The California Supreme Court held on January 14, 2021, that its landmark Dynamex decision, which established a rigid standard under California law for companies to classify workers as independent contractors, and later was codified in and expanded by AB 5, applies retroactively. As described in our 2018 discussion of how the case dramatically reshaped California worker classification laws, the Dynamex court, in construing the “suffer or permit to work” definition of “employ” in California’s wage orders, adopted a new ABC test, which presumes that a worker is an employee unless the hiring entity demonstrates that the worker is (A) free from the company’s control; (B) performs work outside the company’s usual course of business; and (C) is customarily engaged in an independently established trade, occupation or business.
In Vazquez v. Jan-Pro Franchising International, a unanimous supreme court held that Dynamex applies retroactively because (1) Dynamex answered a question of first impression by interpreting the “suffer or permit to work” language that had long been included in California wage orders to define the scope of employment relationships, rather than overruling or disproving prior law; and (2) there was no reason to depart from the general rule that judicial decisions apply retroactively.
The court rejected the argument that applying the ABC test retroactively was unfair because businesses relied on the more flexible, multi-factor Borello test, and could not reasonably have anticipated that the ABC test could apply. The court observed both that Borello did not address worker classification under the state’s wage orders, and that the court had indicated in other decisions that the question remained open. Businesses were therefore on notice that a worker’s status as an employee or independent contractor may well depend on the rigid “suffer or permit to work” language of the wage orders, and that the law was not settled.

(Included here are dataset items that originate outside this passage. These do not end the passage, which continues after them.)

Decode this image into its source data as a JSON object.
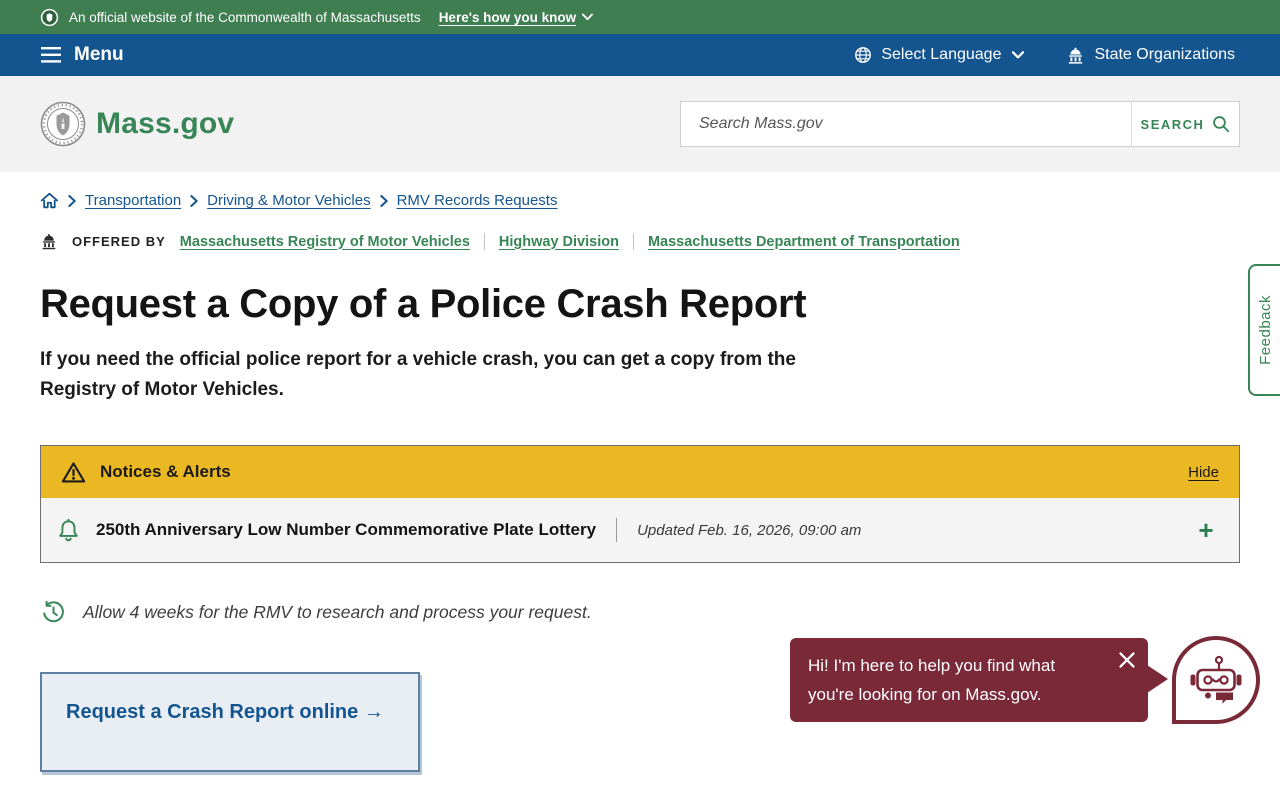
{
  "official_banner": {
    "text": "An official website of the Commonwealth of Massachusetts",
    "link": "Here's how you know"
  },
  "nav": {
    "menu": "Menu",
    "language": "Select Language",
    "state_orgs": "State Organizations"
  },
  "header": {
    "logo": "Mass.gov",
    "search_placeholder": "Search Mass.gov",
    "search_button": "SEARCH"
  },
  "breadcrumb": {
    "items": [
      "Transportation",
      "Driving & Motor Vehicles",
      "RMV Records Requests"
    ]
  },
  "offered_by": {
    "label": "OFFERED BY",
    "agencies": [
      "Massachusetts Registry of Motor Vehicles",
      "Highway Division",
      "Massachusetts Department of Transportation"
    ]
  },
  "page": {
    "title": "Request a Copy of a Police Crash Report",
    "lead": "If you need the official police report for a vehicle crash, you can get a copy from the Registry of Motor Vehicles."
  },
  "notices": {
    "title": "Notices & Alerts",
    "hide": "Hide",
    "alert_title": "250th Anniversary Low Number Commemorative Plate Lottery",
    "alert_updated": "Updated Feb. 16, 2026, 09:00 am",
    "expand": "+"
  },
  "processing_note": "Allow 4 weeks for the RMV to research and process your request.",
  "cta": {
    "label": "Request a Crash Report online",
    "arrow": "→"
  },
  "chatbot": {
    "message": "Hi! I'm here to help you find what you're looking for on Mass.gov."
  },
  "feedback_tab": "Feedback",
  "colors": {
    "banner_green": "#3e7e51",
    "nav_blue": "#14558f",
    "brand_green": "#388557",
    "link_blue": "#14558f",
    "alert_yellow": "#eab822",
    "chatbot_maroon": "#7a2939"
  }
}
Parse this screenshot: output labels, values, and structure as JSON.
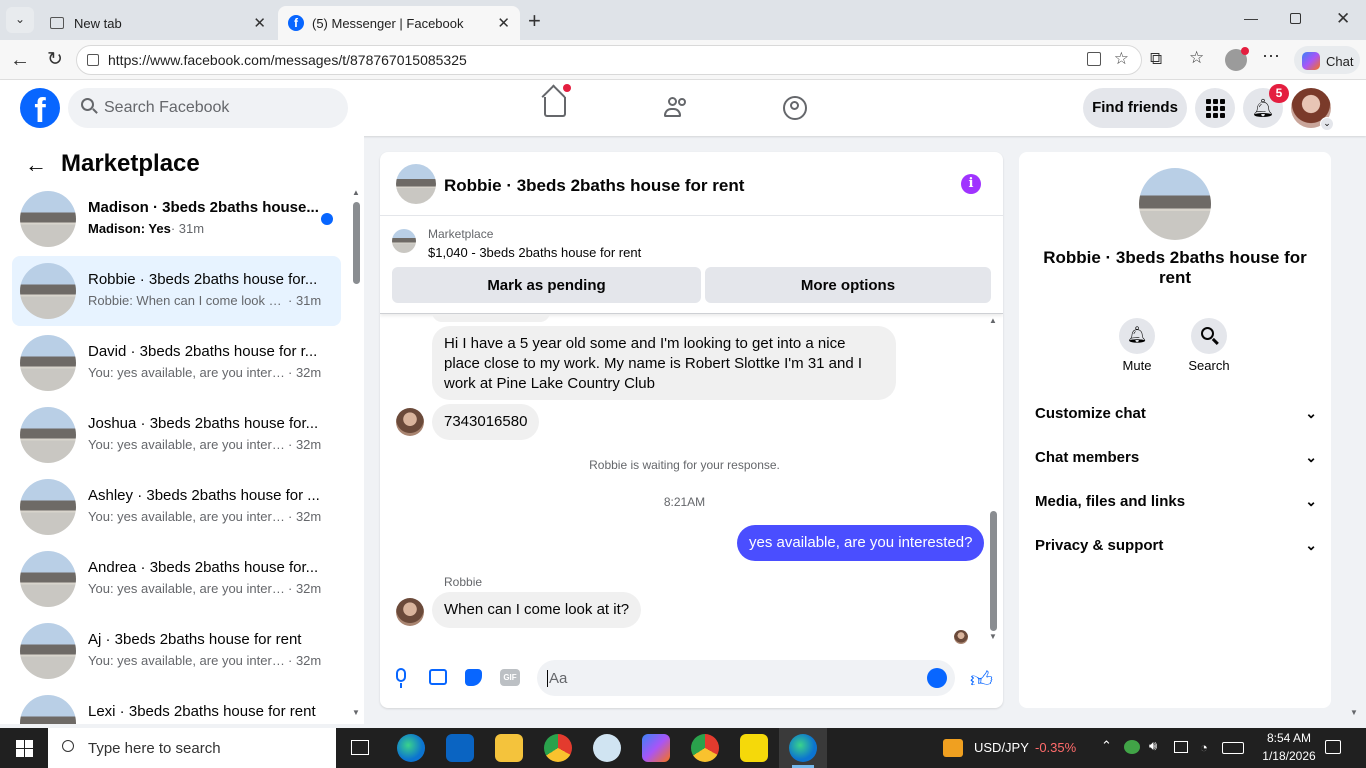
{
  "browser": {
    "tabs": [
      {
        "title": "New tab"
      },
      {
        "title": "(5) Messenger | Facebook"
      }
    ],
    "url": "https://www.facebook.com/messages/t/878767015085325",
    "chat_label": "Chat"
  },
  "fb": {
    "search_placeholder": "Search Facebook",
    "find_friends": "Find friends",
    "notification_count": "5"
  },
  "left": {
    "title": "Marketplace",
    "conversations": [
      {
        "title": "Madison · 3beds 2baths house...",
        "sub_bold": "Madison: Yes",
        "time": "· 31m",
        "unread": true
      },
      {
        "title": "Robbie · 3beds 2baths house for...",
        "sub": "Robbie: When can I come look at...",
        "time": "· 31m",
        "selected": true
      },
      {
        "title": "David · 3beds 2baths house for r...",
        "sub": "You: yes available, are you interes...",
        "time": "· 32m"
      },
      {
        "title": "Joshua · 3beds 2baths house for...",
        "sub": "You: yes available, are you interes...",
        "time": "· 32m"
      },
      {
        "title": "Ashley · 3beds 2baths house for ...",
        "sub": "You: yes available, are you interes...",
        "time": "· 32m"
      },
      {
        "title": "Andrea · 3beds 2baths house for...",
        "sub": "You: yes available, are you interes...",
        "time": "· 32m"
      },
      {
        "title": "Aj · 3beds 2baths house for rent",
        "sub": "You: yes available, are you interes...",
        "time": "· 32m"
      },
      {
        "title": "Lexi · 3beds 2baths house for rent",
        "sub": "",
        "time": ""
      }
    ]
  },
  "chat": {
    "header_title": "Robbie · 3beds 2baths house for rent",
    "listing_source": "Marketplace",
    "listing_desc": "$1,040 - 3beds 2baths house for rent",
    "mark_pending": "Mark as pending",
    "more_options": "More options",
    "messages": {
      "long": "Hi I have a 5 year old some and I'm looking to get into a nice place close to my work. My name is Robert Slottke I'm 31 and I work at Pine Lake Country Club",
      "phone": "7343016580",
      "waiting": "Robbie is waiting for your response.",
      "time": "8:21AM",
      "mine": "yes available, are you interested?",
      "sender": "Robbie",
      "last": "When can I come look at it?"
    },
    "input_placeholder": "Aa"
  },
  "right": {
    "title": "Robbie · 3beds 2baths house for rent",
    "mute": "Mute",
    "search": "Search",
    "sections": [
      "Customize chat",
      "Chat members",
      "Media, files and links",
      "Privacy & support"
    ]
  },
  "taskbar": {
    "search_placeholder": "Type here to search",
    "ticker": "USD/JPY",
    "change": "-0.35%",
    "time": "8:54 AM",
    "date": "1/18/2026"
  },
  "colors": {
    "fb_blue": "#0866ff",
    "messenger_purple": "#a033ff",
    "my_bubble": "#4a4eff",
    "badge_red": "#e41e3f",
    "negative": "#ff6b6b"
  }
}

The court also rejected the argument that businesses must anticipate the exact rule that a court ultimately adopts in order for the rule to be retroactive. It held that the ABC test was foreseeable because the three elements of the ABC test were prominent factors already listed in Borello. The court further determined that fairness and policy considerations justified retroactive application of Dynamex, since prospective application would potentially deprive many workers of the intended protections of the wage orders.
As a result, the rigid ABC test will apply to (1) pending wage order-related misclassification claims (for minimum wage and overtime, for example) that were pending in April 2018 (when Dynamex was published); and (2) not-yet-filed claims involving pre-Dynamex conduct. However, misclassification claims brought solely under the state’s Labor Code (e.g. for business expense reimbursement), which claims were not subject to the ABC test until January 2020 (when California’s AB 5 was codified and expanded), are not subject to this rule of retroactivity for conduct before January 2020.
Nor does Vasquez broaden the reach of AB 5, which we described in detail in our 2019 alert. AB 5 continues to apply the ABC test only to claims under California’s Labor Code and Unemployment Insurance Code, and only to those persons who are not exempt from its reach (such as certain professionals and freelancers, B-to-B contractors, construction subcontractors, workers in the music industry and certain other occupations that remain subject to the Borello test, as well as app-based drivers, who are classified as independent contractors pursuant to California ballot initiative Prop 22, which voters passed in November 2020).
While in practice, Vasquez materially impacts only a limited number of cases that were either (1) pending at the time Dynamex was decided; or (2) involve pre-Dynamex conduct where the statute of limitations has not yet run, it is now more clear than ever that companies should carefully examine their contractor classifications to ensure compliance with the ABC test.